Tuesday, July 10, 2018

Vladimir Nabokov - Nikolaj Gogol



Nabokov hat eine sehr launige "Biografie" über Nikolaj Gogol verfasst. Ich habe den Band vor über zehn Jahren gekauft und unerklärlicher Weise noch nicht gelesen. Jetzt ist es so weit. Es hat nur etwas über zehn Seiten gedauert, dann war ich wieder drinnen, im Nabokov-Rausch.


Es ist ein Rausch, den Nabokov da einen mit seiner Sprache induziert. Sofort ist man wieder angesteckt von der Lust am Spiel mit Sprache, Figuren und geheimnisvoll wandernden Bedeutungen. Ein besonders schönes Beispiel hier mal in voller Länge:
„Seine Briefe beschreiben Lübecks Sehenswürdigkeiten auf seltsamen traumartige Weise. Es ist kurios festzustellen, daß sein Bericht über die Domuhr („wenn es zwölf Uhr ist, schlägt eine große Marmorfigur da oben die Glocke zwölf mal.

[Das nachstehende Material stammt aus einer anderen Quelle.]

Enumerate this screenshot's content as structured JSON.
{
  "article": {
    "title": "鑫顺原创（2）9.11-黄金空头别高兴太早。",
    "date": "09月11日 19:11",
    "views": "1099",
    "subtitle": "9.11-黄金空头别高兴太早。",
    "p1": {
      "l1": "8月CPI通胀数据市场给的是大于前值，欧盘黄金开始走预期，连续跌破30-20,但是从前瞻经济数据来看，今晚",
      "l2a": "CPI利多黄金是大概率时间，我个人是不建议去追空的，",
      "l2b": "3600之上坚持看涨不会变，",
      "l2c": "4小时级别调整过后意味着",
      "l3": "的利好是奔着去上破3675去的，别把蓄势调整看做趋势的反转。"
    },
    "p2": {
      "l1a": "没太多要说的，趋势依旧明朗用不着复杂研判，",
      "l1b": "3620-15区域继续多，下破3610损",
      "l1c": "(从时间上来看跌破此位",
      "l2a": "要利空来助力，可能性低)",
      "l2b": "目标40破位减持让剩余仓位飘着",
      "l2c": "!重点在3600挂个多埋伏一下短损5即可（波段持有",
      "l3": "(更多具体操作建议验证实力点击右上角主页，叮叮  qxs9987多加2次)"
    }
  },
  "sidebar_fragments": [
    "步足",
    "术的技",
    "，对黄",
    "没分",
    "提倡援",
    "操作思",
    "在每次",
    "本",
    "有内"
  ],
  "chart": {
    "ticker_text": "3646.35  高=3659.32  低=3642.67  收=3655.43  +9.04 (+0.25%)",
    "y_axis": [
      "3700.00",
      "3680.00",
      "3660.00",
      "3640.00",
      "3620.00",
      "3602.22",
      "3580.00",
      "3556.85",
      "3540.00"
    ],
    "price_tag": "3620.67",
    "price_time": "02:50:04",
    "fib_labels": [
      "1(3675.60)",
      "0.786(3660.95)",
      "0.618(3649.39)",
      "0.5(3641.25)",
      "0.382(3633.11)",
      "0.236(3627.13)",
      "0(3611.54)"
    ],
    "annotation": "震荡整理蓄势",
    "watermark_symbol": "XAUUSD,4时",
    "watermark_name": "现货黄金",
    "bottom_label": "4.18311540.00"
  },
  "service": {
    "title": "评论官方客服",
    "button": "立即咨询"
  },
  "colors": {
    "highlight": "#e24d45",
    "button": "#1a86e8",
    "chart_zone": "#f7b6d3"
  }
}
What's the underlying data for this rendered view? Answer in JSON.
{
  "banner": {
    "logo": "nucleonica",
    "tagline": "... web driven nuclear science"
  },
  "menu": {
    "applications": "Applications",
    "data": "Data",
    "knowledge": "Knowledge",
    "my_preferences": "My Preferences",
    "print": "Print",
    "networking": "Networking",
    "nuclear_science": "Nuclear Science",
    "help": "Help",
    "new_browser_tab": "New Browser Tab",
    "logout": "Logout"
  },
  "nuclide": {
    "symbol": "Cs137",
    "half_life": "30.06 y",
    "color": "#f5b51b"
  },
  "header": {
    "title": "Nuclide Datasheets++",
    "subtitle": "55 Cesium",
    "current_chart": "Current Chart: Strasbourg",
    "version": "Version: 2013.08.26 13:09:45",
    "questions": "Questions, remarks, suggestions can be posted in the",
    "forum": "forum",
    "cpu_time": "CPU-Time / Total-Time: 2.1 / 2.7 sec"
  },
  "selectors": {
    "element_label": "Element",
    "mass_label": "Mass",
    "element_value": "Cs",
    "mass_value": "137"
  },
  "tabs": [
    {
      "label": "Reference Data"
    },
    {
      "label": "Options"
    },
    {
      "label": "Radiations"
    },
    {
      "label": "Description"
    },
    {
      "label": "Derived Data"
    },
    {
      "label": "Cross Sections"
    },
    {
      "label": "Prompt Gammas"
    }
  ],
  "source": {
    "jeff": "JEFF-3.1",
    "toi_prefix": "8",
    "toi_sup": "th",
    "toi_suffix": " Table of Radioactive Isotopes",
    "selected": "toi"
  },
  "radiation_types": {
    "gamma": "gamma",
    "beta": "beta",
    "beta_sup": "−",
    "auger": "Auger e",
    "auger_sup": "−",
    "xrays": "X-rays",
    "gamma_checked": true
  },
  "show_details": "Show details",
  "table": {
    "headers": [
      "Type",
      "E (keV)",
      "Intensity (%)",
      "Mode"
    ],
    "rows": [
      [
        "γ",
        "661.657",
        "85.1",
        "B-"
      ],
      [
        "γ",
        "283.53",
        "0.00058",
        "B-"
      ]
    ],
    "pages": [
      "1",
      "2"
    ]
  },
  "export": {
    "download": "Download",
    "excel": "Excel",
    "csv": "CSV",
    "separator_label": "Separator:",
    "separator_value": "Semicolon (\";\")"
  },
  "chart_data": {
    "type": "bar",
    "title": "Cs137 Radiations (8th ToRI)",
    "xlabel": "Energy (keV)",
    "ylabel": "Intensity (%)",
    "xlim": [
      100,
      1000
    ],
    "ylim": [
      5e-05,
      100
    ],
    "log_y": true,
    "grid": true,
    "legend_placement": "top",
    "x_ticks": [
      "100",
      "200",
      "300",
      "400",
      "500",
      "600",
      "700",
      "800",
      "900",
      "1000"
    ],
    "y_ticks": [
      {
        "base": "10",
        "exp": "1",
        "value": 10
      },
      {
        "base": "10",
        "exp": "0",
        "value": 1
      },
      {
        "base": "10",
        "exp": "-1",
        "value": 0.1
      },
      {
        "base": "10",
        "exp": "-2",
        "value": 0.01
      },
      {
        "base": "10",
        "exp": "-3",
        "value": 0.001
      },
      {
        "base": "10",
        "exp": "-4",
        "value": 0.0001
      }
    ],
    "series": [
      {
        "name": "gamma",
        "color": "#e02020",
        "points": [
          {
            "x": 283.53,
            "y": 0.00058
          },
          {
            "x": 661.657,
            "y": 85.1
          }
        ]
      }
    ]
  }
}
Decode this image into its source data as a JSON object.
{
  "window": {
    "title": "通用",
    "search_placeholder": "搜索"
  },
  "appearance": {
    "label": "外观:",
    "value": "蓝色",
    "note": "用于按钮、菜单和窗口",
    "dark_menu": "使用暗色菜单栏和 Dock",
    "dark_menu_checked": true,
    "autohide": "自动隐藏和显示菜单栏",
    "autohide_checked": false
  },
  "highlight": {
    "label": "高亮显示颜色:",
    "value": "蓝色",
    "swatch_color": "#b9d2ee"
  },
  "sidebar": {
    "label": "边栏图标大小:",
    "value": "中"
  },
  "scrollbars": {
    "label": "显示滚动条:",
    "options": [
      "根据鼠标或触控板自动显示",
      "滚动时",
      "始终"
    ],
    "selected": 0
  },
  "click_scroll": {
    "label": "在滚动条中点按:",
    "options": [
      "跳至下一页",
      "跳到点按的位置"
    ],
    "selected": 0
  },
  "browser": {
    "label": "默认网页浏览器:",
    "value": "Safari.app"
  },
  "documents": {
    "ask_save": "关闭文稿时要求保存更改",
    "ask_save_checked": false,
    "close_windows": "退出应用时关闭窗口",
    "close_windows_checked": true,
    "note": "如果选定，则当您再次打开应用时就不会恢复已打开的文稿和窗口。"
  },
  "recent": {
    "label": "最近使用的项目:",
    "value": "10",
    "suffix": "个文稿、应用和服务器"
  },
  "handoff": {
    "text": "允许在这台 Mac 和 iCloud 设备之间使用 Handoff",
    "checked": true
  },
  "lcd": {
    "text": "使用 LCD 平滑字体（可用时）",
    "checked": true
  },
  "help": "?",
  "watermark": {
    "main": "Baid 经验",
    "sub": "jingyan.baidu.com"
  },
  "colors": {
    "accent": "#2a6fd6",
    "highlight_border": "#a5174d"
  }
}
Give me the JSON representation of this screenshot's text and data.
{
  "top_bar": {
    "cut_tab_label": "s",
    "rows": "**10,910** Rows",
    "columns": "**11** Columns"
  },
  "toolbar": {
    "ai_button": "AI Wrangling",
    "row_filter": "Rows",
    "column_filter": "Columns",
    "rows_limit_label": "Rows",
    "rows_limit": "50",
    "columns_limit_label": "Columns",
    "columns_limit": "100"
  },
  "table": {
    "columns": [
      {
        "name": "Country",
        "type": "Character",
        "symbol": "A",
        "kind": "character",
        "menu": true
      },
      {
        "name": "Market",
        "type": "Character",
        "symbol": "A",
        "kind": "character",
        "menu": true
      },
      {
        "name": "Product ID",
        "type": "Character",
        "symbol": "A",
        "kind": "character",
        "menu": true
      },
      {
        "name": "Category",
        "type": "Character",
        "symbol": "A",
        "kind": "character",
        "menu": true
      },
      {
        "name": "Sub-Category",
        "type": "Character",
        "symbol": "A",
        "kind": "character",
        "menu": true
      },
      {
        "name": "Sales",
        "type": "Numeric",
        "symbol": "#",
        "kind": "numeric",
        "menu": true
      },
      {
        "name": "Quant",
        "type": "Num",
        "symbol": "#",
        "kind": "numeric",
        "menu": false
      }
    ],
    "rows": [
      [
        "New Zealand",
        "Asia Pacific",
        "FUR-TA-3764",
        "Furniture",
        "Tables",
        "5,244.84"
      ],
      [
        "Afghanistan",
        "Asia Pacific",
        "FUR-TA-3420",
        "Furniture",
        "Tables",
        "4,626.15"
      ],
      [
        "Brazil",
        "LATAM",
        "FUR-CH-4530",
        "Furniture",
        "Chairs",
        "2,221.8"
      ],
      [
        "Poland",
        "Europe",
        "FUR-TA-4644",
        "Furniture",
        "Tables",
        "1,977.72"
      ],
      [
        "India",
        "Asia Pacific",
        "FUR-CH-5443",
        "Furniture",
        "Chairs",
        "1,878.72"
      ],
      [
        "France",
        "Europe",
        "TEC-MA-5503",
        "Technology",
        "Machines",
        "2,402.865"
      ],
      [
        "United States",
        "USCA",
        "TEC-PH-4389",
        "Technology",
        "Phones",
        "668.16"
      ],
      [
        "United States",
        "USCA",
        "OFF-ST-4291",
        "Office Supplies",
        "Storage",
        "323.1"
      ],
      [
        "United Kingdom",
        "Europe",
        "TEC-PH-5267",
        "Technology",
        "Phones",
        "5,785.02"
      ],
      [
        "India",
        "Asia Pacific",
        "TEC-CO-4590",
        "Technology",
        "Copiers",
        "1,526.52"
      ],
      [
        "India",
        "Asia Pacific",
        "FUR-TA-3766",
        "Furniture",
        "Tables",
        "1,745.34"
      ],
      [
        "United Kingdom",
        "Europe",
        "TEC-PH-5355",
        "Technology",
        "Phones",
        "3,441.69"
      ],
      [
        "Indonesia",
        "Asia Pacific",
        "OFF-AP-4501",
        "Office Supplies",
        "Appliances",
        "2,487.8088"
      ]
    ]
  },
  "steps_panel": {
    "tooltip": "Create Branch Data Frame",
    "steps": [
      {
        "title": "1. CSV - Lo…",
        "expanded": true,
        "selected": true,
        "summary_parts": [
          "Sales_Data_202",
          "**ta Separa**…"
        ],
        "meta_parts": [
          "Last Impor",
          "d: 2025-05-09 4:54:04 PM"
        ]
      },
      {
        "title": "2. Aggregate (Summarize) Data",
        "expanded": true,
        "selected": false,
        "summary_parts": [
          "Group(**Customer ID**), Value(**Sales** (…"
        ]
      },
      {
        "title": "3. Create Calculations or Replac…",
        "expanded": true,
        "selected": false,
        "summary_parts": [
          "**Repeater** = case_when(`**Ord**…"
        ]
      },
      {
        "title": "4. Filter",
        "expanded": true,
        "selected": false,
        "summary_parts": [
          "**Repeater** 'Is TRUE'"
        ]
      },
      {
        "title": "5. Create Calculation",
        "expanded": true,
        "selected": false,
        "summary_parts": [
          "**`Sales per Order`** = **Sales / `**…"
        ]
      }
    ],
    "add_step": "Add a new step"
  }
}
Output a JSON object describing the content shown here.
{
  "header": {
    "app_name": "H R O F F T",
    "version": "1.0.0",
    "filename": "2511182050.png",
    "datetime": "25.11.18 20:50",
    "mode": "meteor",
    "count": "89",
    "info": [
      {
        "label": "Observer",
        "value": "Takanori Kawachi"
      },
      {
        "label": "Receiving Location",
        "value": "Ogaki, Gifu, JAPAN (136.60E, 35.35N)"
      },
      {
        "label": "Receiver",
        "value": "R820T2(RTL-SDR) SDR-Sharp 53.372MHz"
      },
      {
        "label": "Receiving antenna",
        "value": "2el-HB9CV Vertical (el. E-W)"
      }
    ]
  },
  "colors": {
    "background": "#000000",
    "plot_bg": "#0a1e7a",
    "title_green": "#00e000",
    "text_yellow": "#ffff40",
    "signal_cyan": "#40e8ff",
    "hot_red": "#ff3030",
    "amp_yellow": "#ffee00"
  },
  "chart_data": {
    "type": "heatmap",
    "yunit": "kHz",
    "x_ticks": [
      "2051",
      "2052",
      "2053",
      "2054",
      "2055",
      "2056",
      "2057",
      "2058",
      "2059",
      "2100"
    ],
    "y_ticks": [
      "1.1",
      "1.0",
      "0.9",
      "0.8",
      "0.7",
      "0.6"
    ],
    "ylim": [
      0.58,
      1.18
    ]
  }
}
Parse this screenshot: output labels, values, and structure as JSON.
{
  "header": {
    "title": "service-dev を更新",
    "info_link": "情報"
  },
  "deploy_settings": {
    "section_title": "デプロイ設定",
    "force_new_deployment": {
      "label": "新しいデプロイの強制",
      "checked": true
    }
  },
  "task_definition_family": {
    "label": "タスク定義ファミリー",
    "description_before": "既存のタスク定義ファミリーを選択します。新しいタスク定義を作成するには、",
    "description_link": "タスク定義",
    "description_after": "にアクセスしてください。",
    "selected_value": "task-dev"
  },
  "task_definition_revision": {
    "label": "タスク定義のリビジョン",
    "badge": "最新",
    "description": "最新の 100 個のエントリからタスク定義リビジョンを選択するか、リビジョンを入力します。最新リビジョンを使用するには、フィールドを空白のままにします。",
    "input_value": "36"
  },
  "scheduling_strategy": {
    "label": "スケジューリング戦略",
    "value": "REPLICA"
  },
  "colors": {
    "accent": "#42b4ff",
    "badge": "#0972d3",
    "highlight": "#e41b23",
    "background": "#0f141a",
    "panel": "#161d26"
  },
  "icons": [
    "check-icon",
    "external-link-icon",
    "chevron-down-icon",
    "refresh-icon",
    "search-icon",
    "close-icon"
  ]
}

Die Tore oberhalb der Uhr öffnen sich mit mächtigem Geräusch; wohlgeordnet treten die Zwölf Apostel einer nach dem anderen heraus, jede Figur mannshoch; sie singen und verneigen sich, wenn sie an der Statue unseres Herrn vorbeiziehen…“) das Grundmuster eines Albtraumes bildete, den seine Mutter sechs Jahre später hatte: Mißgeschicke, die Nikolaj nach ihrer Meinung zugestoßen waren, vermischten sich mit der Vorstellung der Uhrenfiguren, und vielleicht war dieser Traum, der auf das Elend vorauszudeuten schien, das ihr Sohn während der Jahre seines religiösen Wahn durchmachen sollte, schließlich gar nicht so närrisch. Es macht mir Vergnügen, den Umrissen jener seltsamen Schatten zu folgen, die auf diesen fernen Leben lagen, und ich gäbe einiges darum, Namen und Beruf jenes anonymen Amerikaners („Bürger der amerikanischen Staaten“, wie Gogol es ausdrückte) ausfindig zu machen, der sich zusammen mit einem Schweizer Ehepaar, einem Engländer und einem Hindu (der der Mutter Gogols zu liebe in einen indischen Nabob verwandelt worden war) in einem Lübecker Gasthof zu Tisch setzte, wo ein langnasiger junger Moskauer sich in morosem Schweigen mit seinem Essen beschäftigte. Wir träumen manchmal von völlig unbedeutenden Leuten, einem zufälligen Reisegenossen oder einer ähnlich verschwommenen Person, die wir vor Jahren getroffen und dann nie wieder gesehen haben. So könnte man sich auch einen Geschäftsmann vorstellen, der sich in Boston von 1875 zur Ruhe gesetzt hat und seiner Frau gerade beiläufig erzählt, er habe vorvorigen Nacht geträumt, wie er mit einem jungen Russen oder Polen, den er in seiner Jugend einmal in Deutschland kennengelernt hatte, in einem Antiquitätengeschäft eine Uhr und einen Mantel kauft.“

Schön auch der Gedanke, dass die blinden Motive und geisterhaften „Sekundärfiguren“ im Revisor „Gogols eigentliche Domäne“ sind. Das widerspricht allen Schreibschulen. Aber es zeigt, was eigentlich schön ist: Zweckfreiheit. Dafür ist die Kunst da. Damit ist sie auch immer ganz nahe am Spiel - und damit bei der Poetik Nabokovs.

Wunderbar dann, wie er dieses Spiel in Die toten Seelen anhand von Gogols Parodien auf die Homerische ausschweifende Metapher beschreibt. Diese Bilder und Metaphern scheren so weit aus, dass der eigentliche Gegenstand ganz im Hintergrund verblasst und die Vergleiche ein viel lebendigeres Geisterleben für Sekunden auf der Hauptbühne treiben, bis sie dann plötzlich wieder verschwinden (und meist der Reigen wieder die Gegenstände erster Ordnung nach vorne bringt.)

Nabokovs Gogol erinnert einen daran, worum es beim Lesen wirklich geht. In Tiefen vorzudringen. Nicht einfach billige Lehren und „Informationen“ einsammeln. Nicht des Amüsements wegen. Sondern um selbst schöpferisch zu werden. Eine Lektüre, die nicht zum Schreiben ruft, ist nichts wert.